Skinner, whose downtown Nosh location has long had an artistic, funky décor, appreciates the way the Urban Food Brood prioritizes art as well.

“People come here, and they’ll pick up some sausage and go, ‘you know, let me get a kombucha, let me get some mushrooms, let me get some spinach.’ And you go home, and you have all of this really good product that’s manufactured here in Springfield.”

“We have lots of artists that come in and display their work on a monthly basis, and then people can purchase their artwork. They’re in a rotation; if the art is there for too long, it seems like it’s just part of the décor. So it moves in and out, and there are some super talented artists that provide works for us.”

Monson said many artists have sold works in the space, or even gotten commissions based on their displays. “So it’s very cool that we can provide that.”
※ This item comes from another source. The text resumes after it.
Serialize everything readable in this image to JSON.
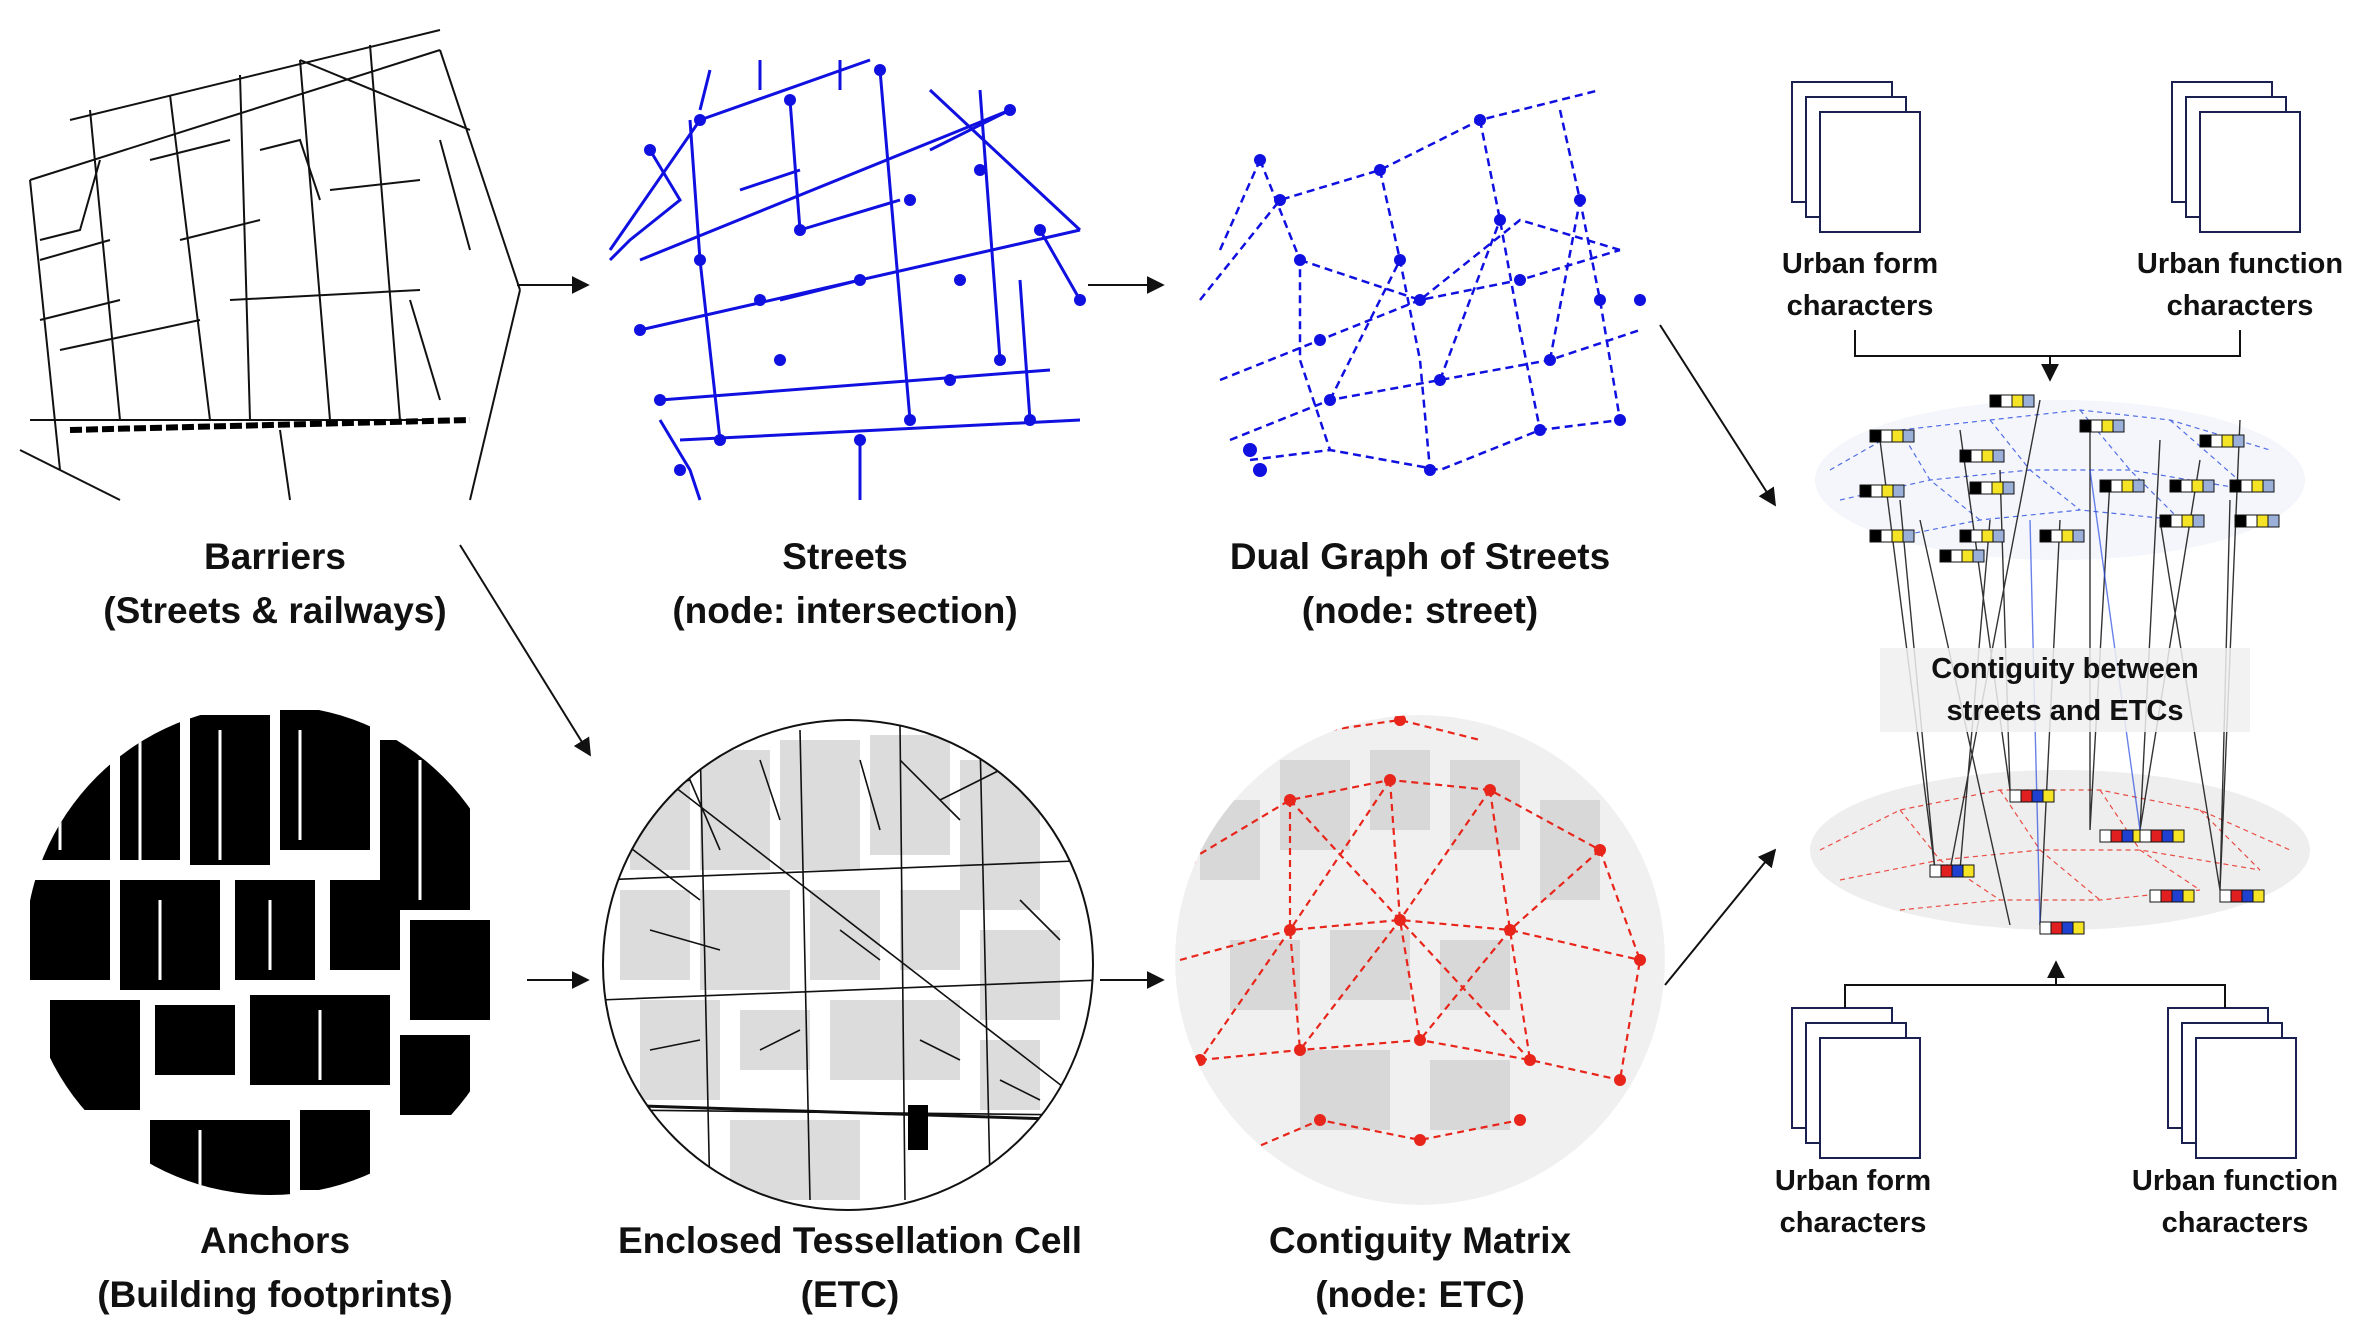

Skinner appreciates other elements of the Urban Food Brood vibe, like how it feels like the center of a town, only indoors and on a smaller scale, with each of the businesses acting as a storefront of sorts.

“I’m super happy with how it all came out,” she said. “I have a big window, and I did a brick facade outside the bakery so you can look through the window and see the bakers cooking. Vincent has the same idea; so do the others. That’s kind of neat.”
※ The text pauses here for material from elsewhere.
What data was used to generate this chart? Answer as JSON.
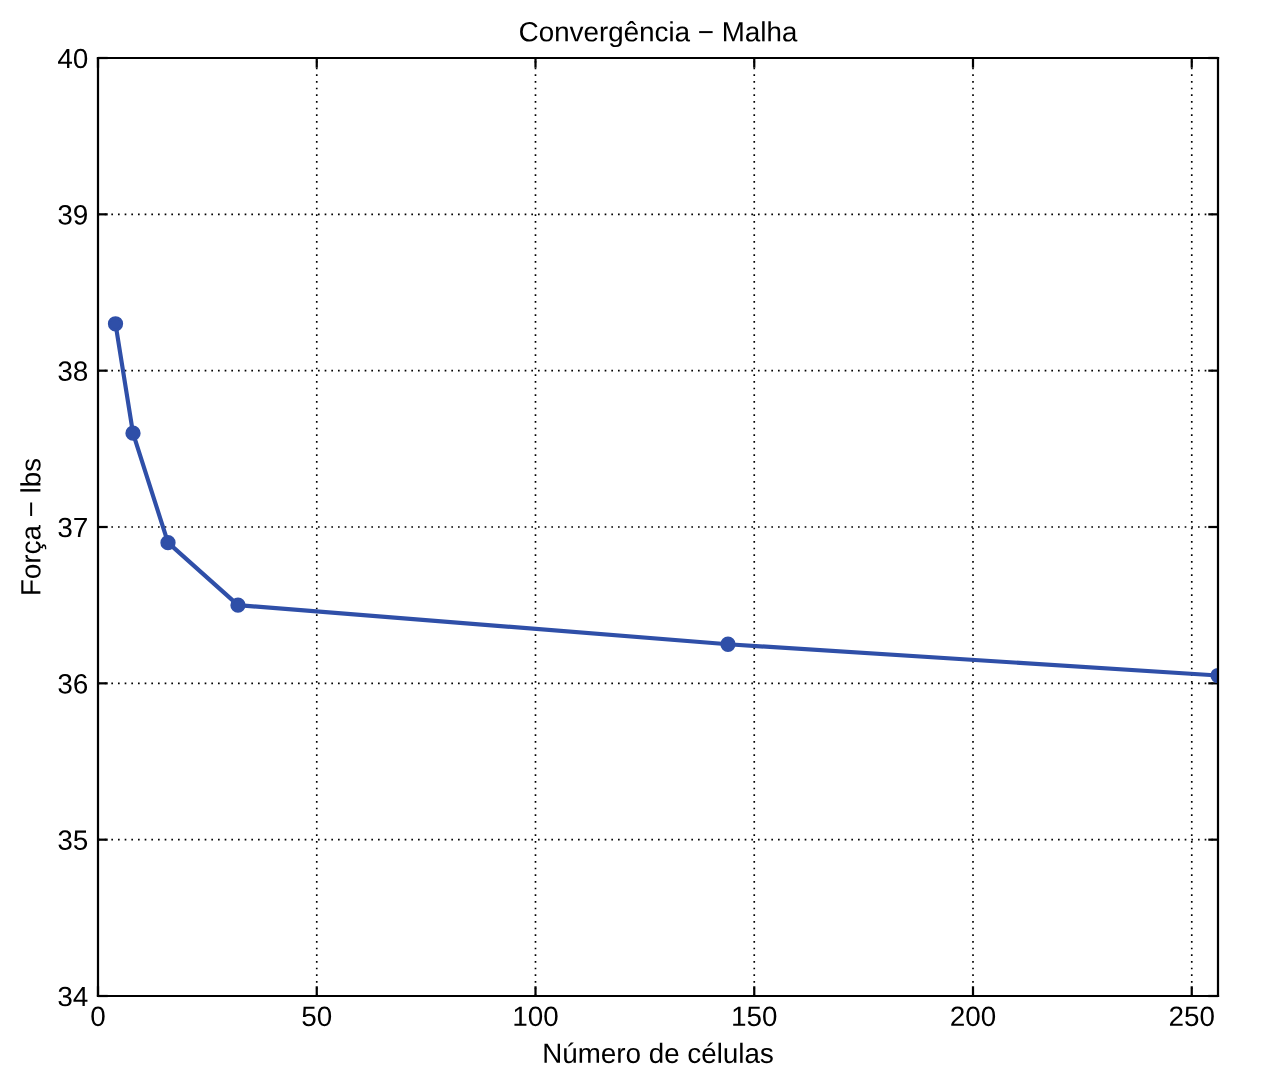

The complex, which is open Tuesday through Friday from 7 a.m. to 2 p.m. and Saturday from 9 a.m. to 2 p.m., also hosts regular events, such as food truck Fridays and Thursday farmers markets from 4 to 8 p.m., which have already begun for this season.

“It’s early in the season for farmers markets, but hopefully, as the season progresses, we’ll have more and more items. We’re also going to try to do music,” Skinner said.

A sign outside the Urban Food Brood

A sign outside the Urban Food Brood lists the businesses currently operating there.

“The thing that’s great about the nighttime market is that all of our downtown Springfield markets have always been during the day, when people are at work. What are they going to do with their products after they’ve purchased them? Are they going to put them in the car or bring them back to the office? So this is kind of nice. People can just stop on their way home.”


Fueling Growth

Andrea Monson said the partners in the Urban Food Brood have been pleased with the organic growth of the Gasoline Alley complex.

“We don’t actively market; we rely on word of mouth,” she told BusinessWest. “And I have to say that the people who come here are very cool. They’re great customers. They’re great to my staff, they’re great to all of us, and they’re very supportive. They tell people who tell people who tell people, and now we have this amazing group of people that come here to support us.

“The cool thing is, we all have our own following. Wicked Whisk has their own following. Nosh has their own following. People come here, and they’ll pick up some sausage and go, ‘you know, let me get a kombucha, let me get some mushrooms, let me get some spinach.’ And you go home, and you have all of this really good product that’s manufactured here in Springfield.”

And it’s not just people from the city, Corsello said. Urban Food Brood has been drawing from all the surrounding towns, steadily developing a reputation … not as something vaguely Northampton-ish, but something uniquely and vibrantly Springfield.

“We’re really excited about it,” he said. “It’s only the beginning.”